Saudi Arabia Advances Hajj 1447 Preparations With Registration Active and Infrastructure in Place
Saudi Arabia Advances Hajj 1447 Preparations With Registration Active and Infrastructure in Place

With Ramadan 1447H now concluded and the Eid Al-Fitr holiday behind it, Saudi Arabia’s Ministry of Hajj and Umrah has shifted its full operational focus toward the Hajj season, which is expected to take place in early June 2026. Preparations that began months before Eid are now firmly in their active phase, with registration open, visa issuance underway, and the infrastructure for receiving millions of pilgrims from around the world well advanced.

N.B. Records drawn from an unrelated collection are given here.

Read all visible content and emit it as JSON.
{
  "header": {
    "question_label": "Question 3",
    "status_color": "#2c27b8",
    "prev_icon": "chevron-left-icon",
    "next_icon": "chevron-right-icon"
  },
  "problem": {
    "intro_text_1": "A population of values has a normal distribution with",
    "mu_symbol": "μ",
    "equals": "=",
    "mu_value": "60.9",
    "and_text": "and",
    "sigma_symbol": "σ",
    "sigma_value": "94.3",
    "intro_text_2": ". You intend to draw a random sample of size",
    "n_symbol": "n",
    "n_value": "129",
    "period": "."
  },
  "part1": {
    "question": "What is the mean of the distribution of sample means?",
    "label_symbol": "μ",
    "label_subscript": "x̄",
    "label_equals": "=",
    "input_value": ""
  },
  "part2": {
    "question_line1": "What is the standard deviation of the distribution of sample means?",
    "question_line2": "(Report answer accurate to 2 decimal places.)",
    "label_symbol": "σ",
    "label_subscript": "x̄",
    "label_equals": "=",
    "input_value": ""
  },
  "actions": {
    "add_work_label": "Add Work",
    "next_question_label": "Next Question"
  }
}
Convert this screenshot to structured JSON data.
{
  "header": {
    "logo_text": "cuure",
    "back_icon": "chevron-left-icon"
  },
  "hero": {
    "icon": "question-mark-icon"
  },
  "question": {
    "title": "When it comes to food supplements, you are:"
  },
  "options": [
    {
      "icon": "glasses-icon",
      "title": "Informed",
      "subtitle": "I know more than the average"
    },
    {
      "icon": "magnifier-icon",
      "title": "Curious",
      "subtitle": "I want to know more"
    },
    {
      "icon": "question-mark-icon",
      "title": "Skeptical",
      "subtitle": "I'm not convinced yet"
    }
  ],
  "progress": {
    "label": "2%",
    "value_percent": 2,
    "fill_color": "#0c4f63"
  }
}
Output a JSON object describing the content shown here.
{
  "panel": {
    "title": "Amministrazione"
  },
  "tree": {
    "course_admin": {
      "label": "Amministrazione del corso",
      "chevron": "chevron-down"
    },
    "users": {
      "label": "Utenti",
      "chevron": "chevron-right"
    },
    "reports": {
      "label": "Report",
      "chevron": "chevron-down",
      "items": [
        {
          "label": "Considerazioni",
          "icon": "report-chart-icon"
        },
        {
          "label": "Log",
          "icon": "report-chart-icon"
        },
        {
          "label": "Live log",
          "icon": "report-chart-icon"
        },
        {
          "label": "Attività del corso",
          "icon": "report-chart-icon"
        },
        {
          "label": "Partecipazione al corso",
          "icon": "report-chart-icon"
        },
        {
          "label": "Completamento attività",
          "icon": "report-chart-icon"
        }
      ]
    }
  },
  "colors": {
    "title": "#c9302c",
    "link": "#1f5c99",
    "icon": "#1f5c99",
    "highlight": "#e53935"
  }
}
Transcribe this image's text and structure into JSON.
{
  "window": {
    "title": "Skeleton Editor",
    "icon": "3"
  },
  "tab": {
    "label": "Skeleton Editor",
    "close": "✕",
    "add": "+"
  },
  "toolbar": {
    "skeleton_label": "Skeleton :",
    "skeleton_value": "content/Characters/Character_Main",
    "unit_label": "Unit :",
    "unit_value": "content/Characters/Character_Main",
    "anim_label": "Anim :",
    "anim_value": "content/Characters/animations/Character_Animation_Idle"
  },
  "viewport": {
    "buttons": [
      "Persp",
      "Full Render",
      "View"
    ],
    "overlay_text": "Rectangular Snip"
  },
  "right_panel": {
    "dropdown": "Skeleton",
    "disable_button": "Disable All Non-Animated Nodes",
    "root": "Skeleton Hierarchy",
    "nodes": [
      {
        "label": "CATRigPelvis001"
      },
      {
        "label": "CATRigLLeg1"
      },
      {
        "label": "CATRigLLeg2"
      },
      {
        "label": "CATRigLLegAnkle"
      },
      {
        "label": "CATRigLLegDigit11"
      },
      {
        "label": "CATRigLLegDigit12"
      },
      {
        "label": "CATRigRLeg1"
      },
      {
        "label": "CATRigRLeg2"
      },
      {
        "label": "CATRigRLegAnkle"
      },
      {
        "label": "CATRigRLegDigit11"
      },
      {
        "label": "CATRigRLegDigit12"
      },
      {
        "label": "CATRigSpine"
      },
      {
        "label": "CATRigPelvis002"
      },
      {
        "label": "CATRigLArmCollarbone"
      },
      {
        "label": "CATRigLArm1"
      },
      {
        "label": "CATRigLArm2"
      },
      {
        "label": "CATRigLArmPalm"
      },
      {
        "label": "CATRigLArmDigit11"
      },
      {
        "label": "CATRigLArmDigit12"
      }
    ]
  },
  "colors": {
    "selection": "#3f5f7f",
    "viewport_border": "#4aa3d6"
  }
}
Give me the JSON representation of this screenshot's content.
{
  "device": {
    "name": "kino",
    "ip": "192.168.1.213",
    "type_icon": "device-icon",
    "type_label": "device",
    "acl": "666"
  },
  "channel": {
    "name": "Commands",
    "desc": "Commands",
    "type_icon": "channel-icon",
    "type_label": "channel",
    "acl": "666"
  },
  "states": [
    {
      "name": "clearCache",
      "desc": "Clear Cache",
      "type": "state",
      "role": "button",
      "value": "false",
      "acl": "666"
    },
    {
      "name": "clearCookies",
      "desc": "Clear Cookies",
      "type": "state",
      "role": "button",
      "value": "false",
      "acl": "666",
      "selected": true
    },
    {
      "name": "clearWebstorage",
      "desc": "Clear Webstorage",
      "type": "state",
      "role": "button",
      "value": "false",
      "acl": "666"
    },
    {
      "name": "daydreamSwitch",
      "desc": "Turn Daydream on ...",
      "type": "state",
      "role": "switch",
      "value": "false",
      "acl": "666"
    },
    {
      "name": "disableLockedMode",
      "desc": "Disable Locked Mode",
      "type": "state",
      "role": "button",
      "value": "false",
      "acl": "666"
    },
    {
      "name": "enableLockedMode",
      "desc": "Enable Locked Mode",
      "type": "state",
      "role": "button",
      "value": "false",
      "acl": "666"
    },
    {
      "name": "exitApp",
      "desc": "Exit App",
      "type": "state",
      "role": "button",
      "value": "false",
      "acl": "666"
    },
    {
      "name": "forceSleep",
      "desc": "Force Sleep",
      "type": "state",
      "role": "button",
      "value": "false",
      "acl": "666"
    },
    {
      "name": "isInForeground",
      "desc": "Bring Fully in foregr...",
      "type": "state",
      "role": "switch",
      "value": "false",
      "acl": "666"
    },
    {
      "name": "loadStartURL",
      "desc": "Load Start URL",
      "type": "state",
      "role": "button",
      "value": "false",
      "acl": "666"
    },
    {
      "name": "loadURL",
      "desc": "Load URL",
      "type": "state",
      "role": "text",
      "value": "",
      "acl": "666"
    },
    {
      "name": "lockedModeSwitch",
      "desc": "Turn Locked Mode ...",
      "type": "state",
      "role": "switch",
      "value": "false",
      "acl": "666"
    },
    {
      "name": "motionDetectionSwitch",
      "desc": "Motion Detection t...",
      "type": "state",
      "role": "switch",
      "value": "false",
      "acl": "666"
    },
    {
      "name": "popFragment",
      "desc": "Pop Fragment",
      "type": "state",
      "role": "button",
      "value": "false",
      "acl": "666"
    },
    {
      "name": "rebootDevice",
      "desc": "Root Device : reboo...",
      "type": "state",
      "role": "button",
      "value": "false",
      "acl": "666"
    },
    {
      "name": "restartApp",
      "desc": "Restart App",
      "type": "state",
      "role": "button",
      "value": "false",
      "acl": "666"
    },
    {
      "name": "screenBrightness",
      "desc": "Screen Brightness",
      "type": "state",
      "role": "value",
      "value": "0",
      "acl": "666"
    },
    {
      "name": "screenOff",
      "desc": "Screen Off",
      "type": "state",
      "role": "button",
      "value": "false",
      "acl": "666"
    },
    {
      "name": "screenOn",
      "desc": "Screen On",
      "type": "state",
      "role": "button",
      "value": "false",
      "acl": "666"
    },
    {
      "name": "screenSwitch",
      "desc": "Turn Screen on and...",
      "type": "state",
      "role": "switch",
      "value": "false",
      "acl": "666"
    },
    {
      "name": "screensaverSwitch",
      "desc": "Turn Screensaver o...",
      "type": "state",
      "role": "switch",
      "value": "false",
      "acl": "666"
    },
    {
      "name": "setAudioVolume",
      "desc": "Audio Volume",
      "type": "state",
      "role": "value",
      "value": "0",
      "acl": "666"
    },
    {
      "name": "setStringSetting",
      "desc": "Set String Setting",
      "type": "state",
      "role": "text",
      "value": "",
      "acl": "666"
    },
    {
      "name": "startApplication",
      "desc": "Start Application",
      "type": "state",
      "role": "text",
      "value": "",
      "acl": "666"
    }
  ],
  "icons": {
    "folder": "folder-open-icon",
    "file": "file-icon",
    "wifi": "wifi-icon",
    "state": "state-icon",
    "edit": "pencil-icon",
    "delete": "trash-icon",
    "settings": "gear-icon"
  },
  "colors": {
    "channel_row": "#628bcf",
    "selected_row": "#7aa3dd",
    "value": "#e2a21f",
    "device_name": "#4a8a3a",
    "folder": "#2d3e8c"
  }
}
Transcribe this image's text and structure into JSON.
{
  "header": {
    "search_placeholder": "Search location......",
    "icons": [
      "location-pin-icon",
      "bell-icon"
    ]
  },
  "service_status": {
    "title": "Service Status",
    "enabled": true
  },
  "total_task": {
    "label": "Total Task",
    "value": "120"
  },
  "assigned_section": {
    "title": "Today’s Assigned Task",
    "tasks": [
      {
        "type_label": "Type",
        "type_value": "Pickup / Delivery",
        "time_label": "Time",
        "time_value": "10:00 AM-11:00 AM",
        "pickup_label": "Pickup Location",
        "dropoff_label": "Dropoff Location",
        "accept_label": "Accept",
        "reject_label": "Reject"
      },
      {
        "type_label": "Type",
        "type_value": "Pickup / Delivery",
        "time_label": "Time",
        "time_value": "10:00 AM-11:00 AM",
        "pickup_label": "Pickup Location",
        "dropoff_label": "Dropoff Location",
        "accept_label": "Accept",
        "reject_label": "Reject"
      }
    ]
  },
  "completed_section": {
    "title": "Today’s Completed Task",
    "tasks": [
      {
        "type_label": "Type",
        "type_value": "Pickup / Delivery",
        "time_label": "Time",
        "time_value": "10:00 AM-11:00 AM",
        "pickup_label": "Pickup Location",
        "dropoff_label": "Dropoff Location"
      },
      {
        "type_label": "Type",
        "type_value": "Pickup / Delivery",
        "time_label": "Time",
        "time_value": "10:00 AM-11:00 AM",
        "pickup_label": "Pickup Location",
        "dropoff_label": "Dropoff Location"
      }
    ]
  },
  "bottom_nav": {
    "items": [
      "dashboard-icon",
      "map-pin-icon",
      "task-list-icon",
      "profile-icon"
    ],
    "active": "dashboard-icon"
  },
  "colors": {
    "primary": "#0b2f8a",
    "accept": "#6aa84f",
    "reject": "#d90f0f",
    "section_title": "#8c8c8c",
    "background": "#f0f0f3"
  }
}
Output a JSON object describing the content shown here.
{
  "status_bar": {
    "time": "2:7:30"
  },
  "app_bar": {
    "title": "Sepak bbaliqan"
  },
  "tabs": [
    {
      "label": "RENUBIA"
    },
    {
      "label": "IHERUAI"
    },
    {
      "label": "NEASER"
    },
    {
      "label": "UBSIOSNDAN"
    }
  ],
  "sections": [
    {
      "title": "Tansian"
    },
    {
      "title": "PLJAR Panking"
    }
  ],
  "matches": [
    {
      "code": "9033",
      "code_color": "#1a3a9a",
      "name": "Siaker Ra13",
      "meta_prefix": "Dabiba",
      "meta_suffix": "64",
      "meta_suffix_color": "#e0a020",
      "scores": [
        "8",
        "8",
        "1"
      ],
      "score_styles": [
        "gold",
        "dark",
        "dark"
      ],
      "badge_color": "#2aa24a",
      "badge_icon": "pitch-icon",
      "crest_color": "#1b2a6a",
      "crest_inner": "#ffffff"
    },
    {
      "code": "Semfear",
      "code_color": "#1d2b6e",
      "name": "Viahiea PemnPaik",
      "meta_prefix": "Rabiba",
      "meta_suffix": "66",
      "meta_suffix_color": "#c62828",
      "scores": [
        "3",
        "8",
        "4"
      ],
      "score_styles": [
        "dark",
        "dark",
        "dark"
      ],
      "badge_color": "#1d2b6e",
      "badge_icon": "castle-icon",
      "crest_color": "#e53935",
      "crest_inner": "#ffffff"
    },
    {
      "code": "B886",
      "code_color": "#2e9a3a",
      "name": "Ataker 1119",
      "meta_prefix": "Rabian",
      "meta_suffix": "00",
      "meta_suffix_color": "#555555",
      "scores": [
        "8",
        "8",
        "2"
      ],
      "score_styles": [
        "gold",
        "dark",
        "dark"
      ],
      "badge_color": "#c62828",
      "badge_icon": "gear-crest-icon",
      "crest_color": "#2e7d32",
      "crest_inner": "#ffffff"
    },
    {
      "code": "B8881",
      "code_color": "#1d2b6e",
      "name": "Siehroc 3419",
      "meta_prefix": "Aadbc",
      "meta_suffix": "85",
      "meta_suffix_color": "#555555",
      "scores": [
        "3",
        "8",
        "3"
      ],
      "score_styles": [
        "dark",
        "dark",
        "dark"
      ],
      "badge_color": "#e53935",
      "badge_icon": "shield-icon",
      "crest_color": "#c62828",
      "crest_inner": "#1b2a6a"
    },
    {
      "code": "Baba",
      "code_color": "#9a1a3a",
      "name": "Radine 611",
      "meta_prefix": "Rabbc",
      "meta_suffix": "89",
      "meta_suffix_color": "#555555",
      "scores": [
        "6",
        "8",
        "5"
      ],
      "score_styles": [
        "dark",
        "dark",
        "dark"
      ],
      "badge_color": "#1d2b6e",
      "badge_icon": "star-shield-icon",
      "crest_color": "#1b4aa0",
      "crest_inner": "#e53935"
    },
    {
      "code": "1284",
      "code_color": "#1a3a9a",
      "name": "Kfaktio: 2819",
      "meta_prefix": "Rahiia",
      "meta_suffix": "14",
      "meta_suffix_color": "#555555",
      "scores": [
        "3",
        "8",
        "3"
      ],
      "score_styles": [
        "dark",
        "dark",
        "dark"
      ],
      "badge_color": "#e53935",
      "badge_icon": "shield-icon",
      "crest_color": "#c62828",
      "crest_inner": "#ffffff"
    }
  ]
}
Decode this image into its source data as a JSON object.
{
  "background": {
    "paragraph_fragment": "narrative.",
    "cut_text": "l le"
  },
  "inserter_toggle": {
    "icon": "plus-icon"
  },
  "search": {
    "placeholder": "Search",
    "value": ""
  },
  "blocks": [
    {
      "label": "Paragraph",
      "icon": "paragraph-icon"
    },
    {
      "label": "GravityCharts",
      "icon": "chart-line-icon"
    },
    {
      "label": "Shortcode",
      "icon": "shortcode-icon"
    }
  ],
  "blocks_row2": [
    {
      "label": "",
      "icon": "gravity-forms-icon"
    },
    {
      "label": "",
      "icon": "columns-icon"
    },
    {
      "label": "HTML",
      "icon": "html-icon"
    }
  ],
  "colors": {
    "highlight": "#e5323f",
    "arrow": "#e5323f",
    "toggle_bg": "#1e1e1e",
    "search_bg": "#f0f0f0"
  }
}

Registration and Visas Moving at Pace

The Ministry began issuing Hajj 1447 visas in early February, ahead of the typical timeline, in a move that allowed prospective pilgrims and their travel operators to plan with greater certainty. Domestic registration for Saudi citizens and residents has been open through the Nusuk Hajj platform — the Kingdom’s integrated digital gateway for pilgrimage services — with applicants able to review eligibility criteria, submit health documentation, and complete biometric requirements through the platform’s app and website. International quotas, managed in coordination with Hajj affairs offices in each participating country, continue to be allocated on a country-by-country basis, with priority given to first-time pilgrims in many national systems.

Infrastructure Ready Across Makkah and the Holy Sites

On the ground, the Ministry confirmed that 485 camps have been allocated for international pilgrims in the Mina plain, with 73 Hajj affairs offices having completed their basic contractual arrangements for the season. Coordination continues between the Ministry, accommodation providers, transport operators, and health service agencies across the Makkah region and the broader pilgrimage corridor linking the Grand Mosque, Mina, Muzdalifah, and Arafat. The operational lessons absorbed during Ramadan 1447H — which saw 96.6 million pilgrims visit the Two Holy Mosques in the first twenty days of the month alone — will inform the logistics planning for what is expected to be another record-scale Hajj season.

A Kingdom Ready to Receive the World

Saudi Arabia’s preparations for Hajj 2026 reflect the sustained investment in pilgrimage infrastructure and digital services that has defined the Kingdom’s approach to managing one of the world’s largest annual human gatherings. The Nusuk platform, transport upgrades to the Haramain High-Speed Railway, crowd management technology, and a broad network of health facilities across the holy sites collectively represent a pilgrimage ecosystem that grows in sophistication with each passing season. Pilgrims from more than 180 countries are expected to converge on Makkah for Hajj 1447, continuing the trajectory of international participation that has characterised recent seasons.